While the advantages of van der Waals heterostructures is well documented, their development has been restricted by the complicated production methods.
Now, the research team has developed a new technique that allows these structures to achieve suitable voltage scaling, improved performance and the potential for new, added functionalities by embedding a high-K oxide dielectric.
Dr Freddie Withers, co-author of the paper and from the University of Exeter said: "Our method to embed a laser writable high-K dielectric into various van der Waals heterostructure devices without damaging the neighbouring 2D monolayer materials opens doors for future practical flexible van der Waals devices such as, field effect transistors, memories, photodetectors and LED's which operate in the 1-2 Volt range"
The quest to develop microelectronic devices to increasingly smaller size underpins the progress of the global semiconductor industry - a collection of companies that includes the tech and communication giants Samsung and Toshiba - has been stymied by quantum mechanical effects.
This means that as the thickness of conventional insulators is reduced, the ease at which electrons can escape through the films.
In order to continue scaling devices ever smaller, researchers are looking at replacing conventional insulators with high-dielectric-constant (high-k) oxides. However, commonly used high-k oxide deposition methods are not directly compatible with 2D materials.

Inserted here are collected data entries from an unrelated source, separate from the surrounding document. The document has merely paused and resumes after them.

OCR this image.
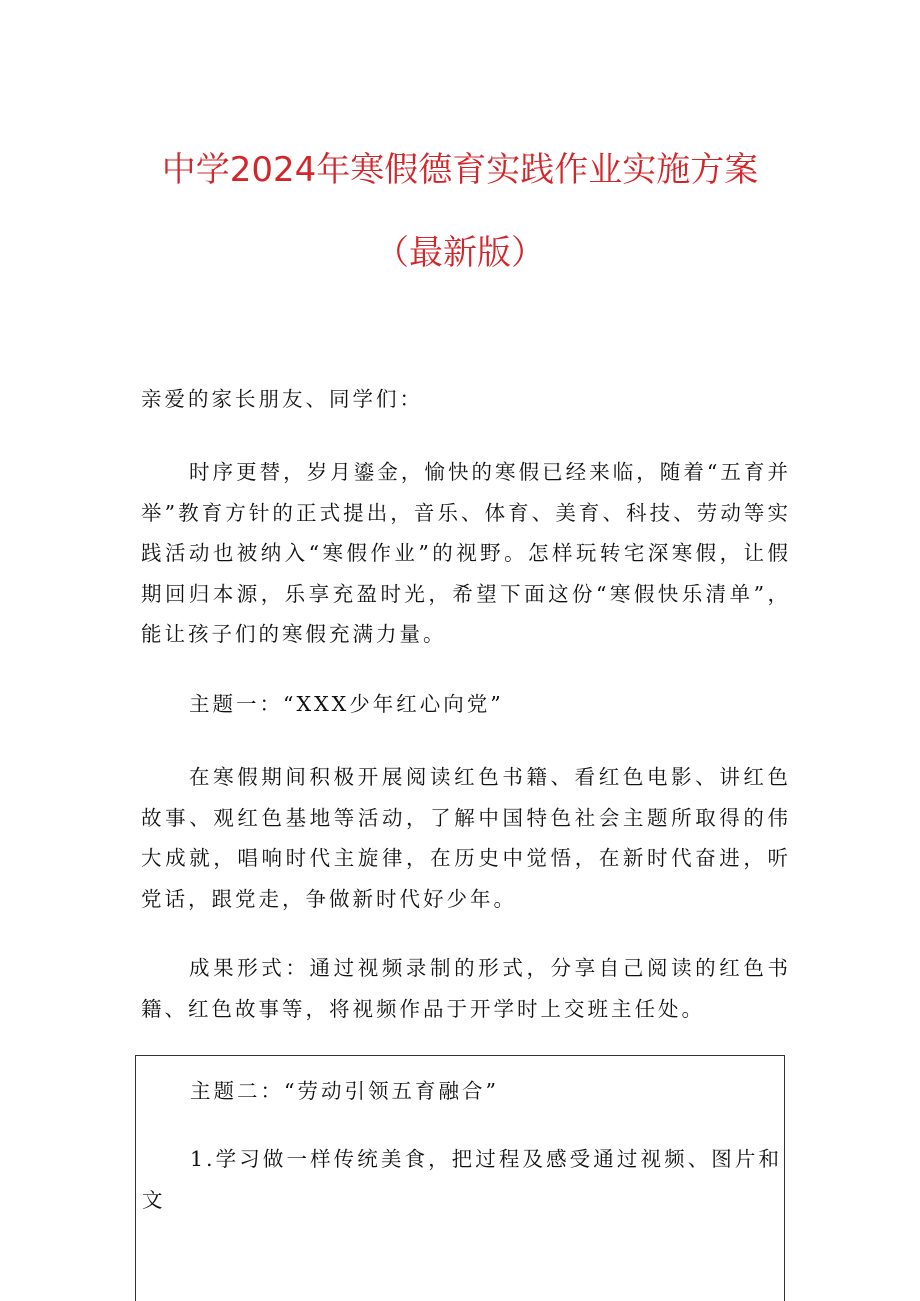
中学2024年寒假德育实践作业实施方案
（最新版）

亲爱的家长朋友、同学们：

时序更替，岁月鎏金，愉快的寒假已经来临，随着“五育并举”教育方针的正式提出，音乐、体育、美育、科技、劳动等实践活动也被纳入“寒假作业”的视野。怎样玩转宅深寒假，让假期回归本源，乐享充盈时光，希望下面这份“寒假快乐清单”，能让孩子们的寒假充满力量。

主题一：“XXX少年红心向党”

在寒假期间积极开展阅读红色书籍、看红色电影、讲红色故事、观红色基地等活动，了解中国特色社会主题所取得的伟大成就，唱响时代主旋律，在历史中觉悟，在新时代奋进，听党话，跟党走，争做新时代好少年。

成果形式：通过视频录制的形式，分享自己阅读的红色书籍、红色故事等，将视频作品于开学时上交班主任处。

主题二：“劳动引领五育融合”

1.学习做一样传统美食，把过程及感受通过视频、图片和文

The latest research outlines a new method to embed a multi-functional, nanoscaled high-K oxide, only a within van der Waals devices without degrading the properties of the neighbouring 2D materials.
This new technique allows for the creation of a host of fundamental nano-electronic and opto-electronic devices including dual gated graphene transistors, and vertical light emitting and detecting tunnelling transistors.
Dr Withers added: "The fact we start with a layered 2D semiconductor and convert it chemically to its oxide using laser irradiation allows for high quality interfaces which improve device performance.
"What's especially interesting for me is we found this oxidation process of the parent HfS2 to take place under laser irradiation even when its sandwiched between 2 neighbouring 2D materials. This indicates that water needs to travel between the interfaces for the reaction to occur."